The in 2 shown refrigerant circuit can also be used for Kreisumkehrabtauung an air / water heat pump.

3 shows a heat pump device according to a third embodiment. The structure of the heat pump device according to 3 corresponds to the structure of the heat pump device according to 1 or 2 , The difference between the heat pump device according to 3 and the heat pump devices according to 1 or 2 is that the two changeover valves 50 . 60 are switched off. According to 3 can the refrigerant from the evaporator 20 to the liquefier 30 and from the liquefier 30 via the changeover valve 50 back to the compressor 10 flow. The refrigerant in the evaporator 20 can via the switching valve 50 to the expansion valve 40 and again via the switching valve 60 to the evaporator 20 flow. Thus, the refrigeration cycle has been divided into two separate circuits.

In 3 is shown a situation in which the evaporator of an air / water heat pump is defrosted by hot gas defrosting.

The heat pump device according to 2 is also a mode for Kreisumkehrabtauung dar. The Kreisumkehrabtauung is compared to the hot gas defrosting the energetically efficient form to deice air-exposed evaporators, since here proportionately heat is used for defrosting, which was generated with a coefficient of performance greater than 1. This heat is z. B. in air / water heat pumps provided by water. The condition is critical if the water is cooled down to near the freezing point during reverse circulation. In this case the defrost must be stopped.

The Defrosting is primarily done by the circuit reversal. By the possibility Both defrosting methods can be used when during the Circular reverse ignition Operating conditions in which the liquefier (Evaporator during defrost) threatens to freeze, the defrosting of the airborne Evaporator (during defrost condenser) through the hot gas defrost to be continued.
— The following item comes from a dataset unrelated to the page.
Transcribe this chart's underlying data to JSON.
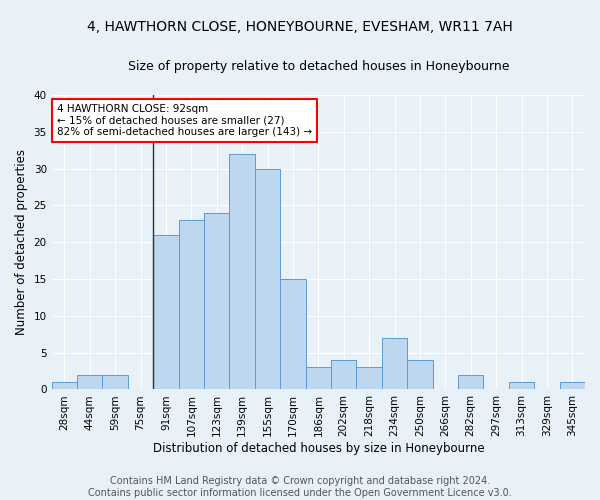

This is a trouble-free and energetic efficient defrost operation guaranteed.

If zeotropic refrigerant with an air / water heat pump is used, then forms due to the lower temperature of the refrigerant at the evaporator inlet relatively more Ice or frost on the air outlet side of the evaporator. If the Evaporator during defrosting as cross countercurrent instead of a cross equalizer is switched, an improved defrost can be provided. In such a case, the hot gas with the highest temperature occurs at the point in the evaporator, where the largest ice formation or frost formation occurs.

Claims (5)

Heat pump device, with a compressor ( 10 ), a liquefier ( 20 ), an expansion valve ( 40 ), an evaporator ( 30 ), and a first and second switching valve ( 50 . 60 ), wherein the first and second switching valve ( 50 . 60 ) are arranged such that the compressor, the condenser ( 20 ), the expansion valve ( 40 ) and the evaporator ( 30 ) each at its first end with the first switching valve ( 50 ) and at its second end with the second switching valve ( 60 ) are coupled. Heat pump apparatus according to claim 1, wherein the first and second switching valves ( 50 . 60 ) is a 4-2-way switching valve. Heat pump device according to claim 1 or 2, wherein the first and second switching valve ( 50 . 60 ) are connected such that the condenser ( 30 ) at its first end with the compressor ( 10 ) and at its second end with the expansion valve ( 40 ) is coupled when a first mode, for. B. heating, is activated. Heat pump device according to claim 1 or 2, wherein the first and second switching valve ( 50 . 60 ) are connected such that the condenser ( 20 ) with its first end with the expansion valve ( 40 ) and with its second end with the compressor ( 10 ) is coupled when a second mode, for. B. cooling, is activated. Heat pump apparatus according to claim 1 or 2, wherein the first and second switching valve ( 50 . 60 ) are connected such that the condenser ( 30 ) at its first and second ends with the compressor ( 10 ) is coupled.